Throughout his life, Alfred Jarry rarely held still. His is a body of work which defies easy classification, even in its more granular forms. As a writer alone, Jarry’s writings include fiction, plays, essays, and philosophy — and his work as a writer only accounts for a fraction of the art created in his 34 years on this planet.
Alfred Jarry: The Carnival of Being, a new exhibit at The Morgan Library & Museum through May 10, does an impressively concise job of exploring Jarry’s work and his influence across a handful of rooms. Situated there are Jarry’s collaborations with others, a handful of his forays into book arts, and some of the sketches and drawings that display his satirical and surreal spirit.
There are other small delights to be found in the captions accompanying the works shown. This includes a passing reference to Jarry’s pet owls in an 1894 letter from Henri Rousseau. (They were in good health, Rousseau informed Jarry.) And the progression of the exhibit, which begins with woodcuts and riffs on medieval manuscripts, takes viewers through to Jarry’s later work — including an image of his recurring character Pére Ubu looking appropriately ornate as he stands in one corner of an image one could imagine secluded monks illuminating at some point.

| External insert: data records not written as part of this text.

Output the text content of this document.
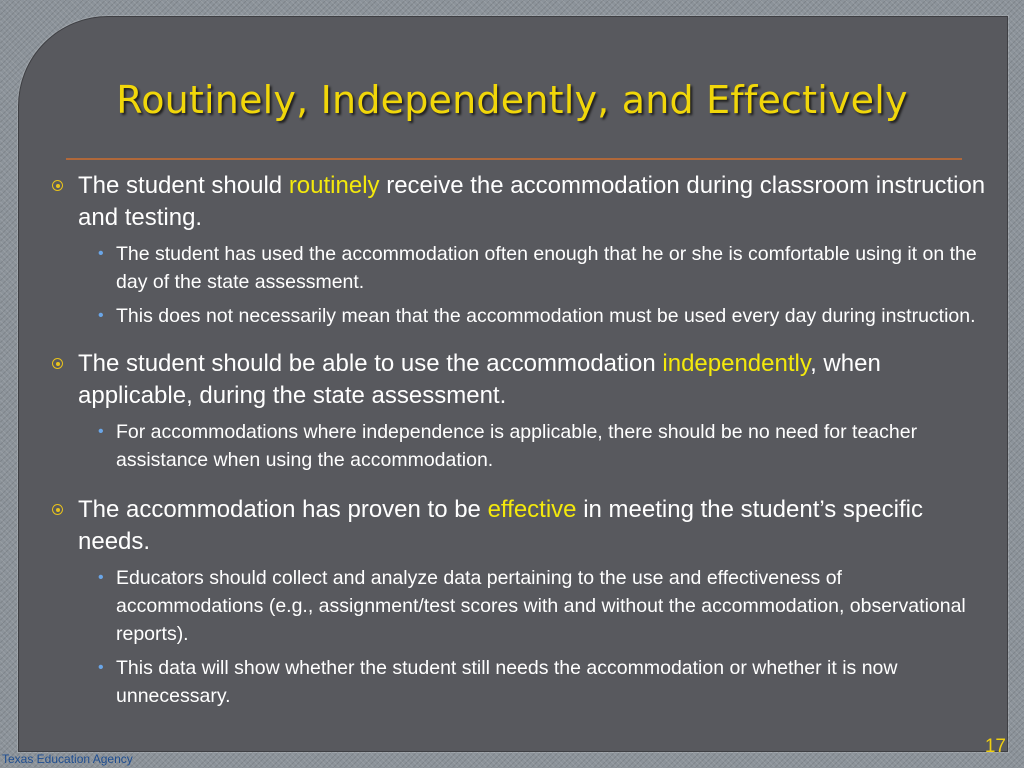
Routinely, Independently, and Effectively
The student should routinely receive the accommodation during classroom instruction and testing.
• The student has used the accommodation often enough that he or she is comfortable using it on the day of the state assessment.
• This does not necessarily mean that the accommodation must be used every day during instruction.
The student should be able to use the accommodation independently, when applicable, during the state assessment.
• For accommodations where independence is applicable, there should be no need for teacher assistance when using the accommodation.
The accommodation has proven to be effective in meeting the student’s specific needs.
• Educators should collect and analyze data pertaining to the use and effectiveness of accommodations (e.g., assignment/test scores with and without the accommodation, observational reports).
• This data will show whether the student still needs the accommodation or whether it is now unnecessary.
Texas Education Agency
17
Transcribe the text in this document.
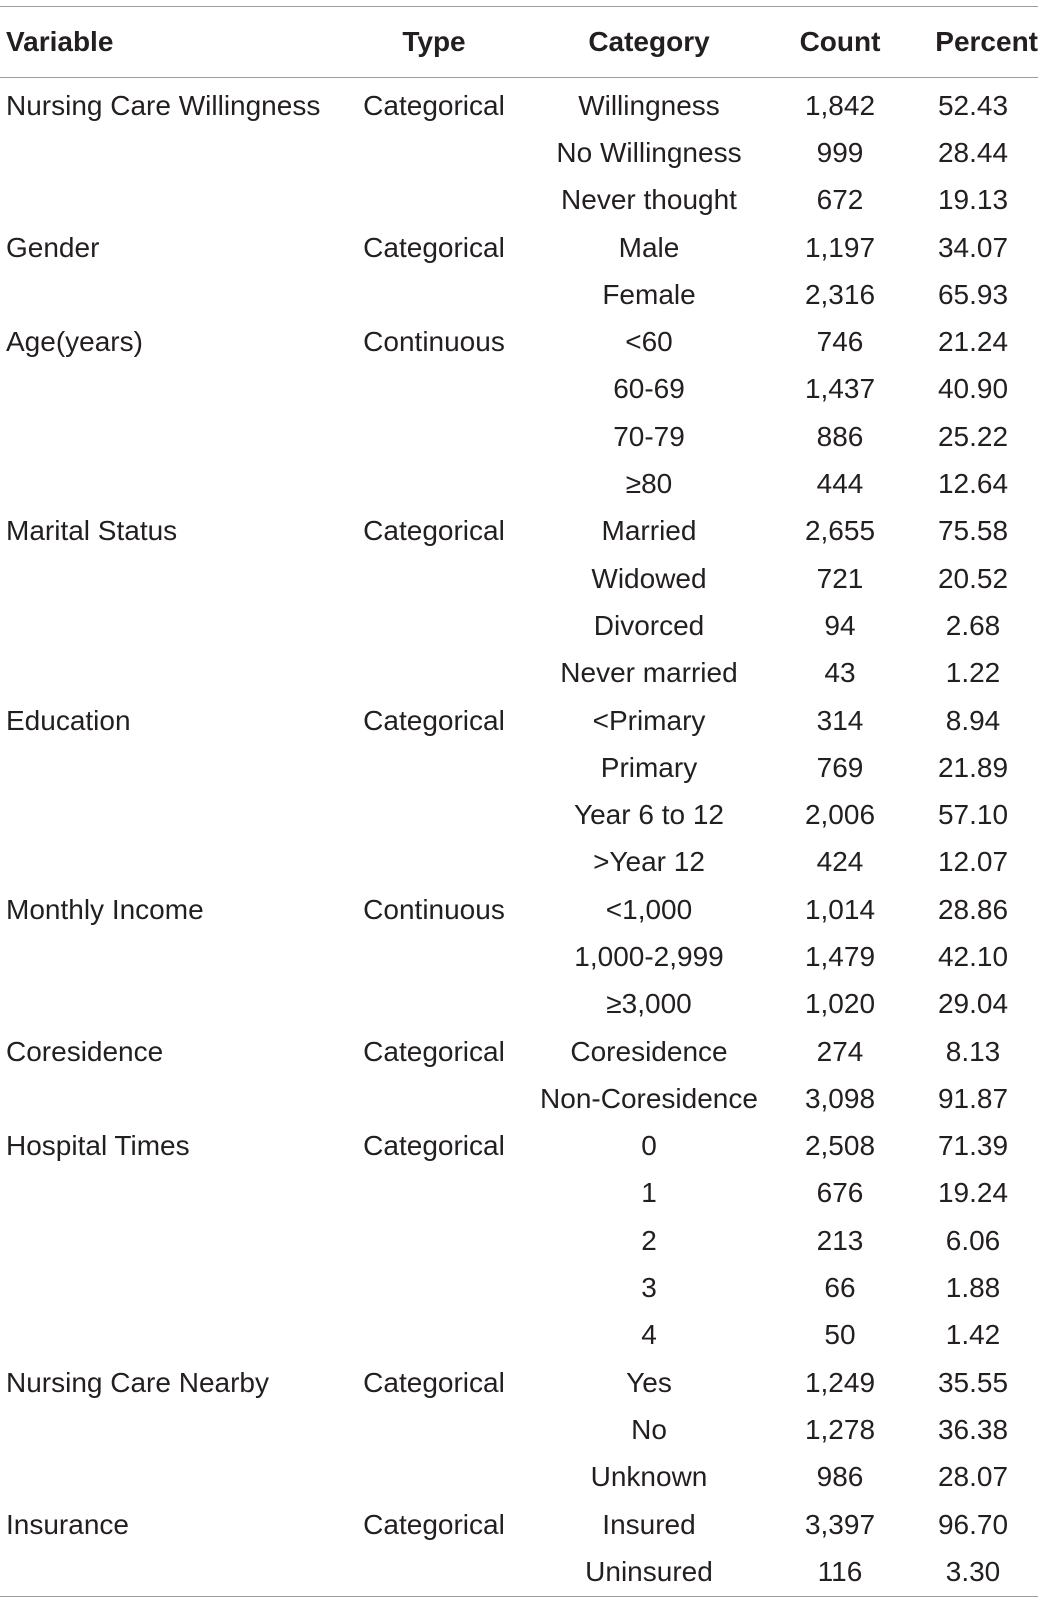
Variable	Type	Category	Count	Percent
Nursing Care Willingness	Categorical	Willingness	1,842	52.43
		No Willingness	999	28.44
		Never thought	672	19.13
Gender	Categorical	Male	1,197	34.07
		Female	2,316	65.93
Age(years)	Continuous	<60	746	21.24
		60-69	1,437	40.90
		70-79	886	25.22
		≥80	444	12.64
Marital Status	Categorical	Married	2,655	75.58
		Widowed	721	20.52
		Divorced	94	2.68
		Never married	43	1.22
Education	Categorical	<Primary	314	8.94
		Primary	769	21.89
		Year 6 to 12	2,006	57.10
		>Year 12	424	12.07
Monthly Income	Continuous	<1,000	1,014	28.86
		1,000-2,999	1,479	42.10
		≥3,000	1,020	29.04
Coresidence	Categorical	Coresidence	274	8.13
		Non-Coresidence	3,098	91.87
Hospital Times	Categorical	0	2,508	71.39
		1	676	19.24
		2	213	6.06
		3	66	1.88
		4	50	1.42
Nursing Care Nearby	Categorical	Yes	1,249	35.55
		No	1,278	36.38
		Unknown	986	28.07
Insurance	Categorical	Insured	3,397	96.70
		Uninsured	116	3.30
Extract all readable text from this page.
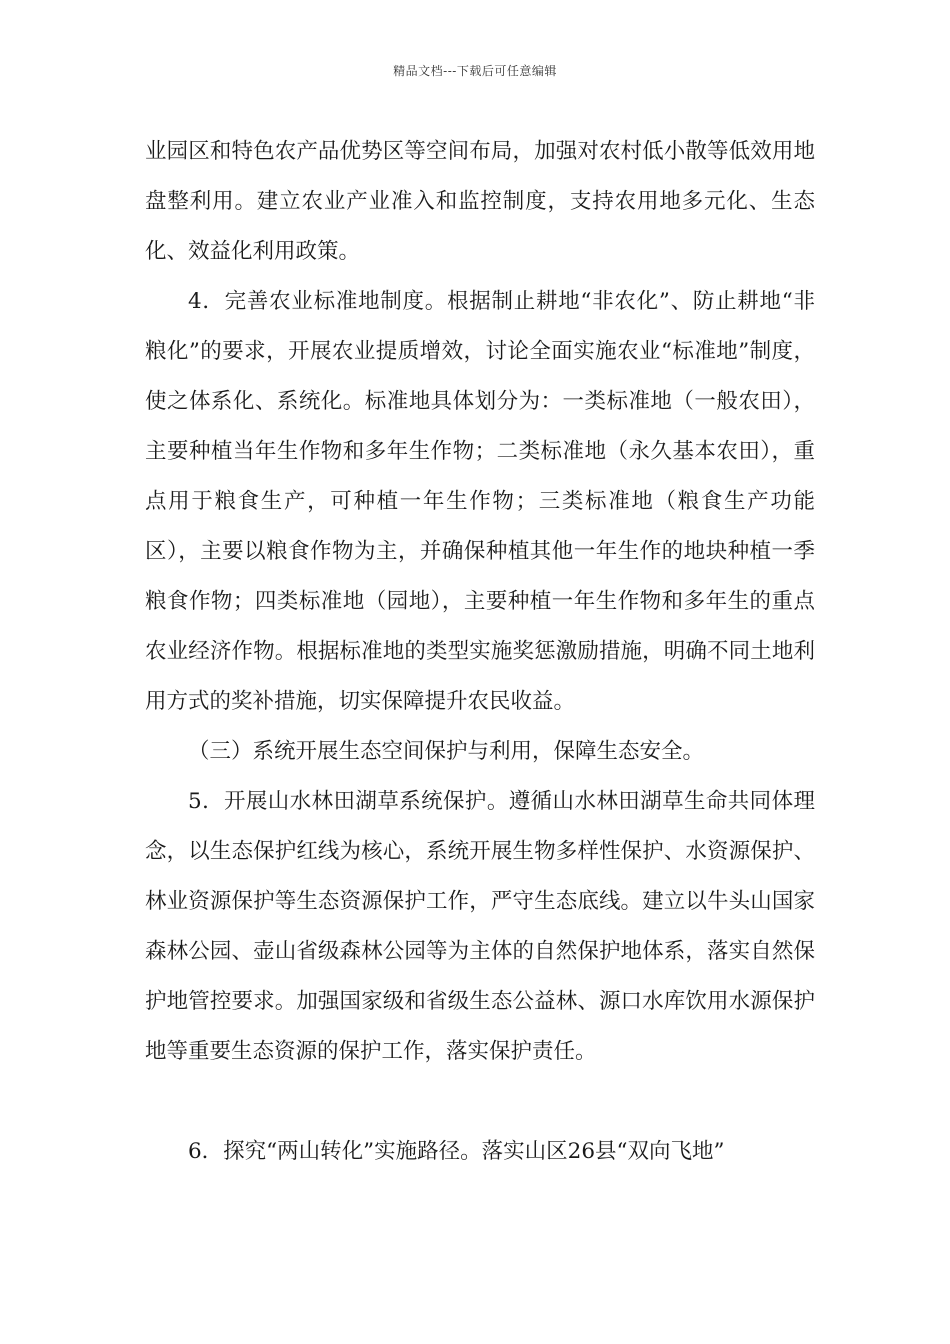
精品文档---下载后可任意编辑

业园区和特色农产品优势区等空间布局，加强对农村低小散等低效用地盘整利用。建立农业产业准入和监控制度，支持农用地多元化、生态化、效益化利用政策。

4．完善农业标准地制度。根据制止耕地“非农化”、防止耕地“非粮化”的要求，开展农业提质增效，讨论全面实施农业“标准地”制度，使之体系化、系统化。标准地具体划分为：一类标准地（一般农田），主要种植当年生作物和多年生作物；二类标准地（永久基本农田），重点用于粮食生产，可种植一年生作物；三类标准地（粮食生产功能区），主要以粮食作物为主，并确保种植其他一年生作的地块种植一季粮食作物；四类标准地（园地），主要种植一年生作物和多年生的重点农业经济作物。根据标准地的类型实施奖惩激励措施，明确不同土地利用方式的奖补措施，切实保障提升农民收益。

（三）系统开展生态空间保护与利用，保障生态安全。

5．开展山水林田湖草系统保护。遵循山水林田湖草生命共同体理念，以生态保护红线为核心，系统开展生物多样性保护、水资源保护、林业资源保护等生态资源保护工作，严守生态底线。建立以牛头山国家森林公园、壶山省级森林公园等为主体的自然保护地体系，落实自然保护地管控要求。加强国家级和省级生态公益林、源口水库饮用水源保护地等重要生态资源的保护工作，落实保护责任。

6．探究“两山转化”实施路径。落实山区26县“双向飞地”
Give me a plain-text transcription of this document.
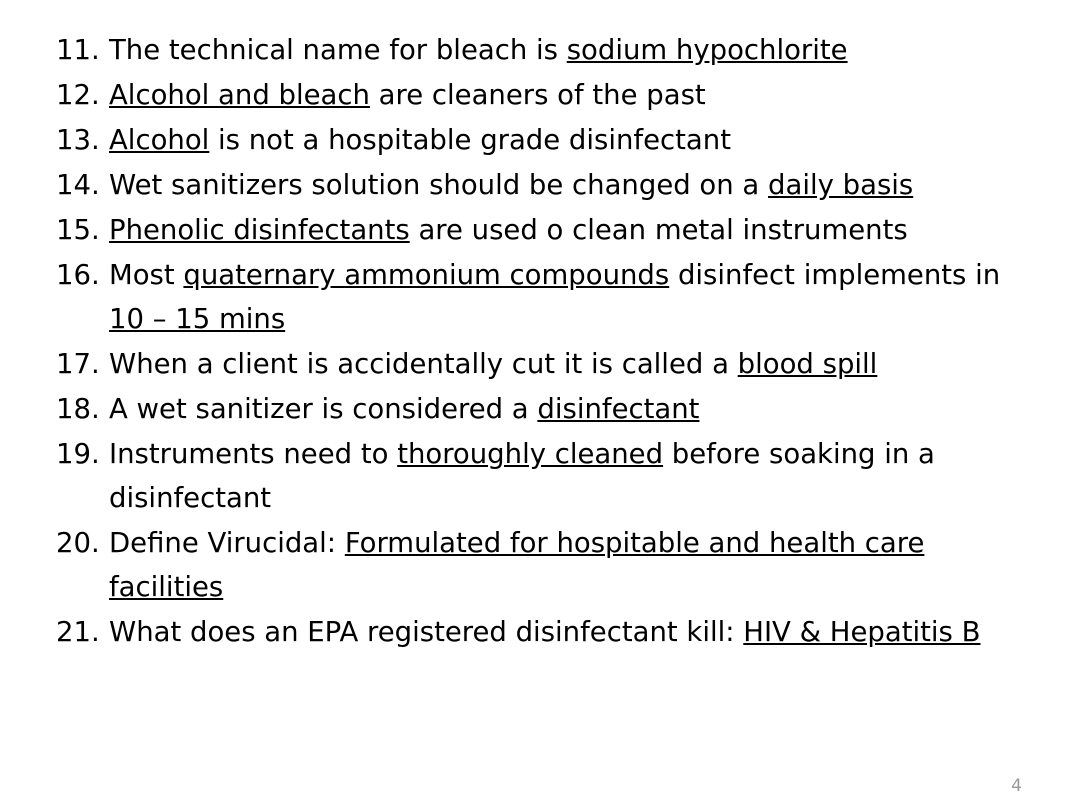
11. The technical name for bleach is sodium hypochlorite
12. Alcohol and bleach are cleaners of the past
13. Alcohol is not a hospitable grade disinfectant
14. Wet sanitizers solution should be changed on a daily basis
15. Phenolic disinfectants are used o clean metal instruments
16. Most quaternary ammonium compounds disinfect implements in 10 – 15 mins
17. When a client is accidentally cut it is called a blood spill
18. A wet sanitizer is considered a disinfectant
19. Instruments need to thoroughly cleaned before soaking in a disinfectant
20. Define Virucidal: Formulated for hospitable and health care facilities
21. What does an EPA registered disinfectant kill: HIV & Hepatitis B
4
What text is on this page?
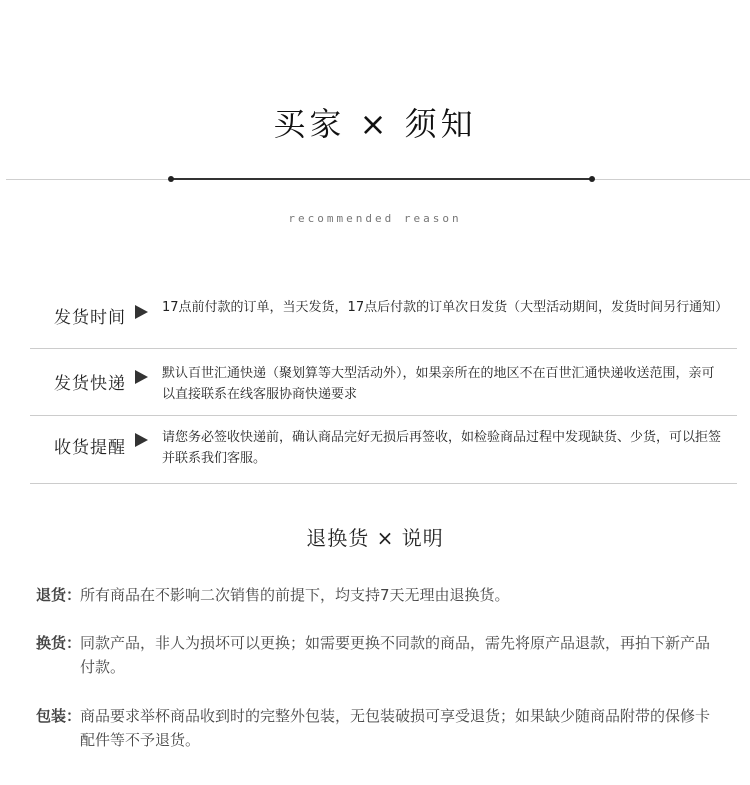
买家 × 须知
recommended reason
发货时间
17点前付款的订单，当天发货，17点后付款的订单次日发货（大型活动期间，发货时间另行通知）
发货快递
默认百世汇通快递（聚划算等大型活动外），如果亲所在的地区不在百世汇通快递收送范围，亲可以直接联系在线客服协商快递要求
收货提醒
请您务必签收快递前，确认商品完好无损后再签收，如检验商品过程中发现缺货、少货，可以拒签并联系我们客服。
退换货 × 说明
退货：
所有商品在不影响二次销售的前提下，均支持7天无理由退换货。
换货：
同款产品，非人为损坏可以更换；如需要更换不同款的商品，需先将原产品退款，再拍下新产品付款。
包装：
商品要求举杯商品收到时的完整外包装，无包装破损可享受退货；如果缺少随商品附带的保修卡配件等不予退货。
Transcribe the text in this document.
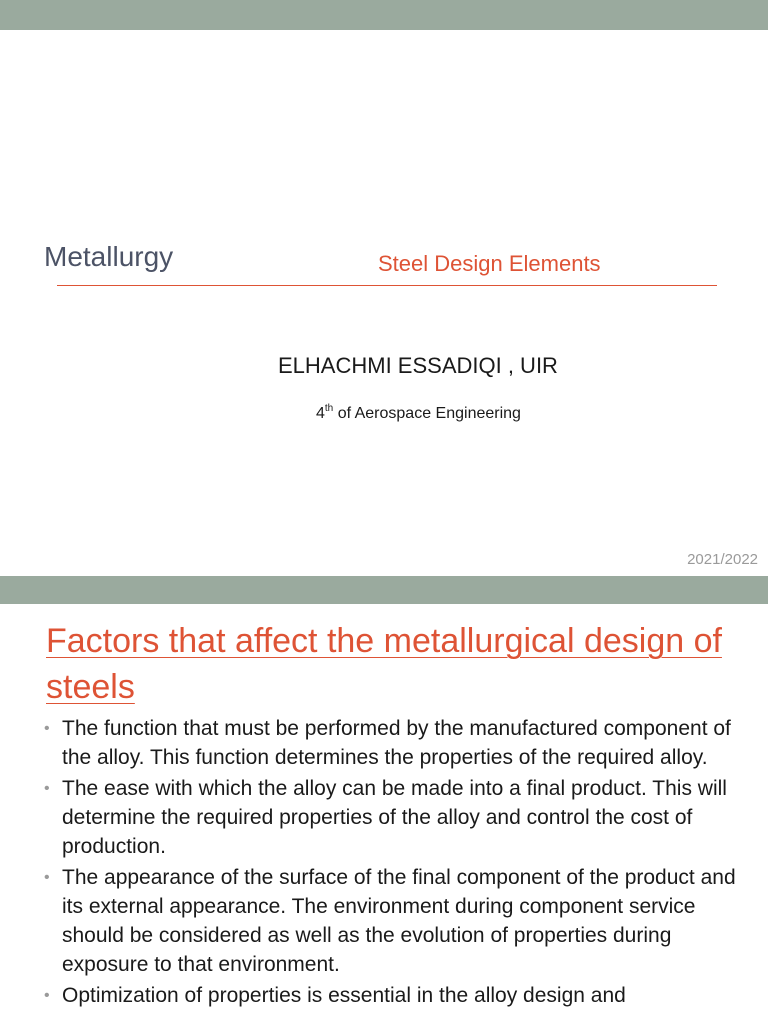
Metallurgy	Steel Design Elements
ELHACHMI ESSADIQI , UIR
4th of Aerospace Engineering
2021/2022
Factors that affect the metallurgical design of steels
• The function that must be performed by the manufactured component of the alloy. This function determines the properties of the required alloy.
• The ease with which the alloy can be made into a final product. This will determine the required properties of the alloy and control the cost of production.
• The appearance of the surface of the final component of the product and its external appearance. The environment during component service should be considered as well as the evolution of properties during exposure to that environment.
• Optimization of properties is essential in the alloy design and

The Carnival of Being also demonstrates Jarry’s influence, which one can see both explicitly and in passing mentions of works that have gone on to inspire other iconoclastic figures. Alternately, he’s one of the only artists one can imagine influencing both the anti-fascist forces of the Spanish Civil War and J.G. Ballard in equal measure. It’s an impressive education in the works of an artist who embraced virtually every artistic avenue open to him — and created a few of his own.